© Thibault de Puyfontaine
C’est au cœur d’une nuit colorée, dans les senteurs d’Orient tantôt suaves ou fortes, que nous convie Thibault de Puyfontaine. Les premières étapes de « Late Colors », son épopée photographique, l’a conduit en Egypte, du Caire à Alexandrie, mais aussi au Mozambique. Il nous en livre aujourd’hui un étonnant constat visuel, entre rêve et réalité.

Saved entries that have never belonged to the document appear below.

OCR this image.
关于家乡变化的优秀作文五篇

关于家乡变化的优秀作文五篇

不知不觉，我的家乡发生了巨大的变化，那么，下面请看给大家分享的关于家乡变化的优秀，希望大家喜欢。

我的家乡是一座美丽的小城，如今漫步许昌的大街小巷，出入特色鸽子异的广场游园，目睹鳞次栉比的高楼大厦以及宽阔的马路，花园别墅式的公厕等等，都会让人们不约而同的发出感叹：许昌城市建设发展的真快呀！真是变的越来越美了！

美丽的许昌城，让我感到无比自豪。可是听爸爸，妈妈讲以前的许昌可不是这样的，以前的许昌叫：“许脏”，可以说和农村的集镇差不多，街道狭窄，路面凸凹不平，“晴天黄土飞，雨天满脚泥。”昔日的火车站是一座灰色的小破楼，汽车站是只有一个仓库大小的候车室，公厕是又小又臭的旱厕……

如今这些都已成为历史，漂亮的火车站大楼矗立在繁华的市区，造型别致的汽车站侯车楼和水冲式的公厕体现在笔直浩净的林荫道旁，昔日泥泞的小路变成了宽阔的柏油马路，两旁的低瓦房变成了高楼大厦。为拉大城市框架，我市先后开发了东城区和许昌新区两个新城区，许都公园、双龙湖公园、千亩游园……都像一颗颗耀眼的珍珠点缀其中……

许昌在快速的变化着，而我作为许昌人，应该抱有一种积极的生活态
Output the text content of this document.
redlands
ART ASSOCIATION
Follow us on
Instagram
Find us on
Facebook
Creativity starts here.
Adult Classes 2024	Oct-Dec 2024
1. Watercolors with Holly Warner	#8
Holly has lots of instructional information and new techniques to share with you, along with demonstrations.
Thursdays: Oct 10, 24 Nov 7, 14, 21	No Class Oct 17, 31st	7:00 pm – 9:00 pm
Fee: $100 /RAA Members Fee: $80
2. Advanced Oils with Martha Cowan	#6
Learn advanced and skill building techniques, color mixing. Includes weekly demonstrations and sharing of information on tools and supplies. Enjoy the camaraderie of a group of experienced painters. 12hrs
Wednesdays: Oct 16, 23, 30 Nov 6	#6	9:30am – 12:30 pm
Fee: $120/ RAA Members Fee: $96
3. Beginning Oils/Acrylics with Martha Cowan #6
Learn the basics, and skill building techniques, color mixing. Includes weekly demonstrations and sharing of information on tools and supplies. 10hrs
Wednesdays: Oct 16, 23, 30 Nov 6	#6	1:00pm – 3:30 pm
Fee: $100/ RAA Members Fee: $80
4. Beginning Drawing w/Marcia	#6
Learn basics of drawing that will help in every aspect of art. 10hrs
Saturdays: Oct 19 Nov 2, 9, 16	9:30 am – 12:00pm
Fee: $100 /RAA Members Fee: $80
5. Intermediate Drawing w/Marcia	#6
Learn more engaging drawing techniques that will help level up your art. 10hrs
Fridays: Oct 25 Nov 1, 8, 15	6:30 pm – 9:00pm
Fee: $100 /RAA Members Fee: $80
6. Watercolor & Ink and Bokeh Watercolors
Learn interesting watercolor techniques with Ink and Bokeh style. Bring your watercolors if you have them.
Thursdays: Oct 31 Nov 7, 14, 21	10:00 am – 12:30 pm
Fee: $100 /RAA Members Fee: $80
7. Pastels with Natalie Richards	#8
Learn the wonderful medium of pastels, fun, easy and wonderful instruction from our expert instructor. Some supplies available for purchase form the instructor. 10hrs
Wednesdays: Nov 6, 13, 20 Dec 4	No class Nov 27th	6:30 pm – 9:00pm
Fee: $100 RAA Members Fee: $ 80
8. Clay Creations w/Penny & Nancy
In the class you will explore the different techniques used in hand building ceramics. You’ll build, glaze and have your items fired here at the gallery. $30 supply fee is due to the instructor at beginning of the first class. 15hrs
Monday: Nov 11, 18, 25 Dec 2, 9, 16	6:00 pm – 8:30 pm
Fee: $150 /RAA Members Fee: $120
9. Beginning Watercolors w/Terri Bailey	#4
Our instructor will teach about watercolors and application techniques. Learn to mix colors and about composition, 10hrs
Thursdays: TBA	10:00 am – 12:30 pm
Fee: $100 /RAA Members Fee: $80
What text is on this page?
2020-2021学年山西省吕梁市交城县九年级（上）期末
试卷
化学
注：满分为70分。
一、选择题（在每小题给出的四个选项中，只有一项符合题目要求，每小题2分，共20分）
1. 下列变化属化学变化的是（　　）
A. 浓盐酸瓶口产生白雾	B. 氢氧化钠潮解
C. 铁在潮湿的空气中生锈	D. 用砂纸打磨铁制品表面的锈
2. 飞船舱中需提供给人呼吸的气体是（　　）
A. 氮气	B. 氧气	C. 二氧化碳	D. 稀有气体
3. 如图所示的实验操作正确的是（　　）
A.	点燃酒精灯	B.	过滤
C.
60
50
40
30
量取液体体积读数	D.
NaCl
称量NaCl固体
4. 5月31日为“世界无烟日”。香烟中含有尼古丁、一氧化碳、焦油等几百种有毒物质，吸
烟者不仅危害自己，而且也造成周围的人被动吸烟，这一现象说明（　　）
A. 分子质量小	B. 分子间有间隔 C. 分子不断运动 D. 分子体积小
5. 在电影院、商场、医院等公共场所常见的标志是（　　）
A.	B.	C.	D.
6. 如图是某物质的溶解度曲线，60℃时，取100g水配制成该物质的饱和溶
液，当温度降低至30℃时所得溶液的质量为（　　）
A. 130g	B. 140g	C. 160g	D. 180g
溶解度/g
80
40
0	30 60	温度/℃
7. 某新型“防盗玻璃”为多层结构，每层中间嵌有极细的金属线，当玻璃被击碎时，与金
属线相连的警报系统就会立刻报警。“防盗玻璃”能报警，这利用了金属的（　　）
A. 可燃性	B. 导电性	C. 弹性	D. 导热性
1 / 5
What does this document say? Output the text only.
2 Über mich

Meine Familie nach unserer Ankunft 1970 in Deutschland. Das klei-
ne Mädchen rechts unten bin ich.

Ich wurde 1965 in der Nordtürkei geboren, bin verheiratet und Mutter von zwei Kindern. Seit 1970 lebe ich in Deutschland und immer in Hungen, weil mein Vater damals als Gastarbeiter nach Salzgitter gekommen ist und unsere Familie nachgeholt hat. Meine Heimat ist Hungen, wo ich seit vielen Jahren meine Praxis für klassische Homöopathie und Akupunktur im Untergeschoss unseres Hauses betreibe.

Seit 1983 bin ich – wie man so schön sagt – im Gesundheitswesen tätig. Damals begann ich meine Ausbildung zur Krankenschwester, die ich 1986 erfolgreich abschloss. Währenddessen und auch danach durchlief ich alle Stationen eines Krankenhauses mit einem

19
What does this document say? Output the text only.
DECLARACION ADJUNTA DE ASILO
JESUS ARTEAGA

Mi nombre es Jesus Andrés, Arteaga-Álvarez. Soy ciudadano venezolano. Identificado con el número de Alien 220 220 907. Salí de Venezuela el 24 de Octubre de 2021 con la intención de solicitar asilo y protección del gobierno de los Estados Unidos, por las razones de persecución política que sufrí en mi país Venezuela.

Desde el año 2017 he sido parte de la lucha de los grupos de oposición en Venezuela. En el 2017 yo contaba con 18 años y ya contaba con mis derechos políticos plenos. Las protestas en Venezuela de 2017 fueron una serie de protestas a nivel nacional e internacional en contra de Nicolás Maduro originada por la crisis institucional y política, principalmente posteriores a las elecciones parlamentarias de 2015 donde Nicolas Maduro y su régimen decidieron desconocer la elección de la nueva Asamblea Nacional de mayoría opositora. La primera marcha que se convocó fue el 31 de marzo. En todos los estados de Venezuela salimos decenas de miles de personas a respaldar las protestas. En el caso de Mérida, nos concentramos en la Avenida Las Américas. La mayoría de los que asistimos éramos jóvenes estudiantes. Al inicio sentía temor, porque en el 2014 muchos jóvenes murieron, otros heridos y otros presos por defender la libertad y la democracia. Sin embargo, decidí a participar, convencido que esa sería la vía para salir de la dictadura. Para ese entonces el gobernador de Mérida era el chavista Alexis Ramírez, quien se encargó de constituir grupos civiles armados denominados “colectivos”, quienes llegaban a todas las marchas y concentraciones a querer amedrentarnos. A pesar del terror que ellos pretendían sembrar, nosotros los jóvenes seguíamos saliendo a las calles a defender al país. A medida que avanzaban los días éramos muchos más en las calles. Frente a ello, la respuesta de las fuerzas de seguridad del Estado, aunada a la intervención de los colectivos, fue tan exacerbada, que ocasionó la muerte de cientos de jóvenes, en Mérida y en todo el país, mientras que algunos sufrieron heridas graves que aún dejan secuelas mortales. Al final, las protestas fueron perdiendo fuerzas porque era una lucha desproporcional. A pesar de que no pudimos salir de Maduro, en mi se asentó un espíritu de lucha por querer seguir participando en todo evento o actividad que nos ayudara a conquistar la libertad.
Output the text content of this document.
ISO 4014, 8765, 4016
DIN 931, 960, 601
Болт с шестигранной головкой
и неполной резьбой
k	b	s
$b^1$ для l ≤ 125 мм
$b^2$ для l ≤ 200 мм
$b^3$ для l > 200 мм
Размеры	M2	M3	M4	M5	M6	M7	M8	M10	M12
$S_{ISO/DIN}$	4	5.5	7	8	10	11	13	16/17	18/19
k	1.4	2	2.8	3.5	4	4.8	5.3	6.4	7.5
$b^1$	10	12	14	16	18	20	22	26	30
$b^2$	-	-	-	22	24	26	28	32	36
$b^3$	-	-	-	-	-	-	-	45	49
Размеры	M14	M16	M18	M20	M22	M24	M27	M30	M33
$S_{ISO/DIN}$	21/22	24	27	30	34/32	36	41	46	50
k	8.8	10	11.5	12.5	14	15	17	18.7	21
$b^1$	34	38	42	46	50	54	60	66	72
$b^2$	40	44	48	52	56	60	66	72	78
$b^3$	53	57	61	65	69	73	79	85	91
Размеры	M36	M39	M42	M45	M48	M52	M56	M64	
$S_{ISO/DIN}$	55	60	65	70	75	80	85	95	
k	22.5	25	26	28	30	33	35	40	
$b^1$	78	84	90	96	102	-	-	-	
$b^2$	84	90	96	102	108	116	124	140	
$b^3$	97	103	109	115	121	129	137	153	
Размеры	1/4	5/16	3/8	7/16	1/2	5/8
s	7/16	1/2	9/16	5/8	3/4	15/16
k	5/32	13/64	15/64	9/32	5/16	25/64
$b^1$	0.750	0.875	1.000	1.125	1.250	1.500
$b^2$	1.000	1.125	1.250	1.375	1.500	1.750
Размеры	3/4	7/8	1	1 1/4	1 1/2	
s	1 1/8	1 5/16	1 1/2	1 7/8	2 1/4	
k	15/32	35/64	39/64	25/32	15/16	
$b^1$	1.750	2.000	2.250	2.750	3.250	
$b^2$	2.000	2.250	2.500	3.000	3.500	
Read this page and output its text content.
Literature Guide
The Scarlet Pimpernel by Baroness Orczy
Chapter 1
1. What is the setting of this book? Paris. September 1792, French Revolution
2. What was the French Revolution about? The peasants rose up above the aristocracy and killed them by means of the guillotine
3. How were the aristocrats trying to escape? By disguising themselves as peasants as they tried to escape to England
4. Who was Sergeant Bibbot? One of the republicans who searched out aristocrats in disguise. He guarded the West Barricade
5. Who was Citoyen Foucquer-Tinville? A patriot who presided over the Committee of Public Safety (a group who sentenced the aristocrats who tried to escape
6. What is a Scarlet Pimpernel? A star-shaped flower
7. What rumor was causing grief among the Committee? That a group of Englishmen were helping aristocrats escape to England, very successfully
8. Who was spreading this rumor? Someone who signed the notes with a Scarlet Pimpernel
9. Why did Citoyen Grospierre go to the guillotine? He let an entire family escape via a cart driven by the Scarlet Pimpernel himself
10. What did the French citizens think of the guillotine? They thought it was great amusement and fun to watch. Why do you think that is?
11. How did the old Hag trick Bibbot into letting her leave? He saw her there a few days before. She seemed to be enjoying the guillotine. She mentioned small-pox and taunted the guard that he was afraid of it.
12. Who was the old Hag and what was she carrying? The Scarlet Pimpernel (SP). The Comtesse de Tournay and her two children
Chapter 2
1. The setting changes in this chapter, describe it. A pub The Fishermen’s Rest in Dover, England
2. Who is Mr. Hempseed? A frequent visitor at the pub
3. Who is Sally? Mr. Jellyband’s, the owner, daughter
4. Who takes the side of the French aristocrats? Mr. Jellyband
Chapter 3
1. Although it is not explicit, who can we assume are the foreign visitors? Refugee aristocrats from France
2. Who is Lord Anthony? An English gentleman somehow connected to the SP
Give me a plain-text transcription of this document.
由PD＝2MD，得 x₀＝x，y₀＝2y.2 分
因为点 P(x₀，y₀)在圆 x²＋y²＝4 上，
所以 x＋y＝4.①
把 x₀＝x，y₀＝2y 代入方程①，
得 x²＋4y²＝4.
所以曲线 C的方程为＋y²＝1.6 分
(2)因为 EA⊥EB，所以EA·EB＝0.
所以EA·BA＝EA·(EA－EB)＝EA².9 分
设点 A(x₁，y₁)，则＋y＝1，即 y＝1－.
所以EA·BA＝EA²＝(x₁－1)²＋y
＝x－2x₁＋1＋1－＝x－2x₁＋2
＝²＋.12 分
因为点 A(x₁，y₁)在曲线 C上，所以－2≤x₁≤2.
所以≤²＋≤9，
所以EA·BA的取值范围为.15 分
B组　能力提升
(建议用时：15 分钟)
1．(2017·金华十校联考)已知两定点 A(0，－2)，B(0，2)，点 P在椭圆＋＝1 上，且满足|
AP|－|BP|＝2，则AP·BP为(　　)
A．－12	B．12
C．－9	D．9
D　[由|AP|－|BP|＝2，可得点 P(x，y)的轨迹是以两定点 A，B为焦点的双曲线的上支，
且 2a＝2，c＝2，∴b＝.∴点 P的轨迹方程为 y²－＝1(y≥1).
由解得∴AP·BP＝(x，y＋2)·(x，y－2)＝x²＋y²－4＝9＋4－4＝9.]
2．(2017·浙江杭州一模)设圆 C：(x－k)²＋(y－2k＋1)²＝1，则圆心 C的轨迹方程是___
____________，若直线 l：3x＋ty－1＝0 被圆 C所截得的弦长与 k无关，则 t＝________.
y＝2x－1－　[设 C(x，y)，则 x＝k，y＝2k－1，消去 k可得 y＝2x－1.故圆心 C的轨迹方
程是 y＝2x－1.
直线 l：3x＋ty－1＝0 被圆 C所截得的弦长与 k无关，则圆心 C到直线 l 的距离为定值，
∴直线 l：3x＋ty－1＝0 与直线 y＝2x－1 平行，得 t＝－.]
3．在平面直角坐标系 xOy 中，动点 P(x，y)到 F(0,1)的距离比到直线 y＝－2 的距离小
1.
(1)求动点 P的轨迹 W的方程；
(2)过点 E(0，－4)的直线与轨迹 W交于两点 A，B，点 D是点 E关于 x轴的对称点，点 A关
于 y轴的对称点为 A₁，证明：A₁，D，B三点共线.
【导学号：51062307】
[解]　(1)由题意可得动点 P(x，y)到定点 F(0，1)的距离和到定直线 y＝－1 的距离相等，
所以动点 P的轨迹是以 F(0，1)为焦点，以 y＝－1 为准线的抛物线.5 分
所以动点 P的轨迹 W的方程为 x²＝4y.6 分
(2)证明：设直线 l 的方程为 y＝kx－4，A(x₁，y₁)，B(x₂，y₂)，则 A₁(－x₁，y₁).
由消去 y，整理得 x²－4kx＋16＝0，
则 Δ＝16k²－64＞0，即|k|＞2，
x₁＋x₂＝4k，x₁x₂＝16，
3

Au gré de ses périgrinations, de ses déambulations, Thibault de Puyfontaine, tout d’abord subjugué par les lueurs qui cheminent les ruelles étroites de ces cités, a décidé de se perdre. La nuit a été le terrain privilégié de cette maraude onirique. Sans aucun apriori, il s’est laissé guidé par les lumières artificielles qui nimbent venelles, places, porches, escaliers cairotes ou alexandrins. Attiré par leur irréalité, elles l’ont poussé à l’intérieur des immeubles, dans les estaminets, dans les maisons, à la réception des hôtels. Intrigué par les clairs obscurs provoqués par les éclairages électriques, Thibault de Puyfontaine s’est arrêté, pour goûter le temps de cette lumière. Et laisser à cette dernière la faculté d’envahir l’espace, de le transformer, de le gommer, de le re dessiner, pour en révéler la beauté. Aidé par cette source lumineuse qui semble parfois divine – et qui sait, peut-être extra-terrestre - il souligne un détail, une trace, un vestige ; il transcende la simplicité des lieux en révélant des teintes insoupçonnées. Victime consentante, son parcours est celui d’un papillon de nuit, attiré par les ampoules et les néons. En confiance, il se laisse mener, comme aimanté par la lumière. Les images de Thibault de Puyfontaine créent ensemble une nouvelle cité. Nous n’avons plus de repères pour savoir si nous sommes au Caire, à Alexandrie, à Gizeh ou à Shubrah, dans un train ou une gare au Mozambique. Nous sommes au cœur de la somme de toutes ces villes. Une ville qui n’existe pas. Une ville et un voyage rêvés, au cœur de la nuit.
Et puis une étrange sensation, dans un second temps. Toutes ces rues, tous ces bars, ces petits hôtels, ces squares sont exempts de toute présence humaine ou animale. Thibault de Puyfontaine nous a certes conviés à une ballade nocturne, mais le vide ambiant renforce encore un peu plus le sentiment d’être au milieu d’un rêve. Ou bien au centre d’une fiction théâtrale ou cinématographique. Tous les acteurs ont quitté la scène, le plateau, laissant accessoires et tournages en l’état : une télévision encore en marche dans un café, des fleurs abandonnées sur un comptoir, une chaise laissée sur un trottoir... La fiction déserte les lieux, qui, sous les lumières toujours actives, redeviennent des décors. Une nouvelle réalité s’installe implacablement. L’envers de la frénésie diurne.
Thibault de Puyfontaine : « J’aime dans la photo le fait de pouvoir changer l’identité des choses, des objets. Le molleton d’un canapé peut se transformer en rose, un mur partir en fumée, des fragments de matières devenir un assemblage irrél. Il s’agit de dérégler les sens pour redécouvrir ce qui est devant nous. »
Pourtant, nulle angoisse ni inquiétude ne semblent troubler notre périple labyrinthique. Et même si pointe la question de la fuite des habitants face à une menace, on peut également imaginer que c’est un événement heureux qui les a conduits à déserter leurs logements, à stopper leurs occupations, pour se réunir, ensemble, quelque part, pour une célébration.
Alors on bascule dans le surréalisme, dans tous les possibles. La poésie envahit l’espace, la couleur est irréelle, la beauté et l’émotion naissent de la rencontre de la lumière avec ces lieux.
«J’aborde la photographie non pas comme un instant décisif mais comme un moment calme et privilégié pour la méditation. J’aime dans l’acte photographique ce dialogue intérieur qui s’instaure et qui met en éveil une certaine sensibilité. Tout comme l’inconscient, l’appareil photo fonctionne comme une plaque sensible qui viendrait enregistrer ce qu’elle voit. C’est ce dialogue entre le rêve et la réalité, qui est capturé.»